Mürekkep lekesi testi, Herman Rorschach (Hormın Roşak) tarafından hazırlanmıştır ve Rorschach Testi olarak bilinir. Bu test deneklerin algılarını mürekkep lekelerini kullanarak analiz eder. Hastaların, kendilerini açıkça ifade etmek istemediği durumlarda bilinçaltında yatan düşüncelerini açığa çıkarmak için uygulanır. Mürekkep lekeli 10 karttan oluşur. Kartların 5 tanesi siyah beyaz, 5 tanesi renklidir. Kartlar sırasıyla deneğe verilir. “Neye benziyor?”, “Ne görüyorsun?” gibi sorulara cevap istenir.
Bireysel Farklılıklar
Bireyler doğum öncesi dönemden yaşlılık dönemine kadar sürekli değişir ve gelişirler. Birçok farklı etken ile şekillenen bu süreç kaçınılmaz olarak duygusal, bilişsel, sosyal ve fiziksel farklılıklara neden olur. Kalıtımla gelen göz, ten, sac rengi gibi özellikler her insanda farklıdır.

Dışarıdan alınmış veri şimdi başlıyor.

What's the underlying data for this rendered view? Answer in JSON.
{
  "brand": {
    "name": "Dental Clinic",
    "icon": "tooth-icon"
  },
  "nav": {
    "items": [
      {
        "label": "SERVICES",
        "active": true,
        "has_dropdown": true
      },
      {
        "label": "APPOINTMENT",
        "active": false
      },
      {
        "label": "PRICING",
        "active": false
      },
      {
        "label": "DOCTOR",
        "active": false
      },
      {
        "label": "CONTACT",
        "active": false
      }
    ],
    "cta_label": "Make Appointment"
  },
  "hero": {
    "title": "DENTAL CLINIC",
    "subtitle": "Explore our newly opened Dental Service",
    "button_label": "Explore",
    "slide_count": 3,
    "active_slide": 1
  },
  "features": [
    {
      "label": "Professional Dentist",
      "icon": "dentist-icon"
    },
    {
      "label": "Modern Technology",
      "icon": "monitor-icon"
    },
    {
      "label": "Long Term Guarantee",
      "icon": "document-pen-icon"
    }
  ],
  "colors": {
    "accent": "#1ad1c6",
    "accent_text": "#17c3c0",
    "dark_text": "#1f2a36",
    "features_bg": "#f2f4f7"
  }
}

Boy ve kilo gibi gelişimle ilgili özellikler ise hem kalıtım hem de çevrenin etkisi ile şekillenir ve aynı yaşta olan bireyleri birbirinden ayırır. Aynı çevrede yetişen özdeş ikizlerde bile çevreyi algılama biçimindeki farklılıklardan dolayı zeka, öğrenme düzeyi, özel yetenekler gibi bilişsel özelliklerde farklılıklar gözlenir.

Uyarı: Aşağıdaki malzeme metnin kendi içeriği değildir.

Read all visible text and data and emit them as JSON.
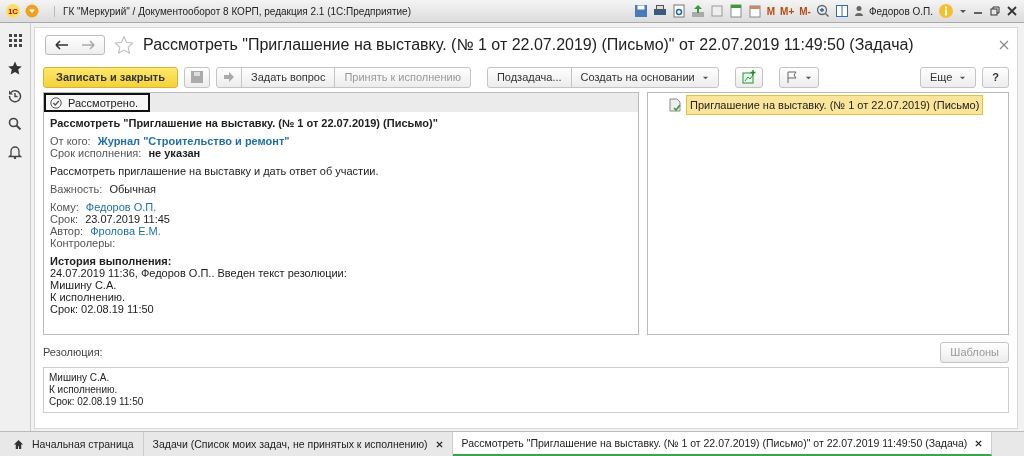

İçinde bulunulan sosyal çevre bireyin farklı özellikler kazanmasında etkilidir. Farklı sosyal çevrede yetişen bireyler farklı tutum, ilgi, inanç ve değerlere sahip olurlar. Örneğin müziğe önem verilen bir sosyal çevrede yetişenler müziğe ilgi duyar.
Fiziksel, bilişsel ve psiko sosyal ihtiyaçların karşılanma şekli duygusal gelişimi etkiler. Buna bağlı olarak insanların korku, kaygı, sevinç, heyecan, stres vb. duyguları yaşama şekli ve yoğunluğu da değişir. İnsanlar aynı olay ya da durumlara farklı duygusal tepkiler gösterebilir.
Sonuç olarak bireyler arasındaki bu farklılıkların toplumu zenginleştirici ve geliştirici bir etkiye sahip olduğu unutulmamalı ve bu farklılıklara saygı duyulmalıdır.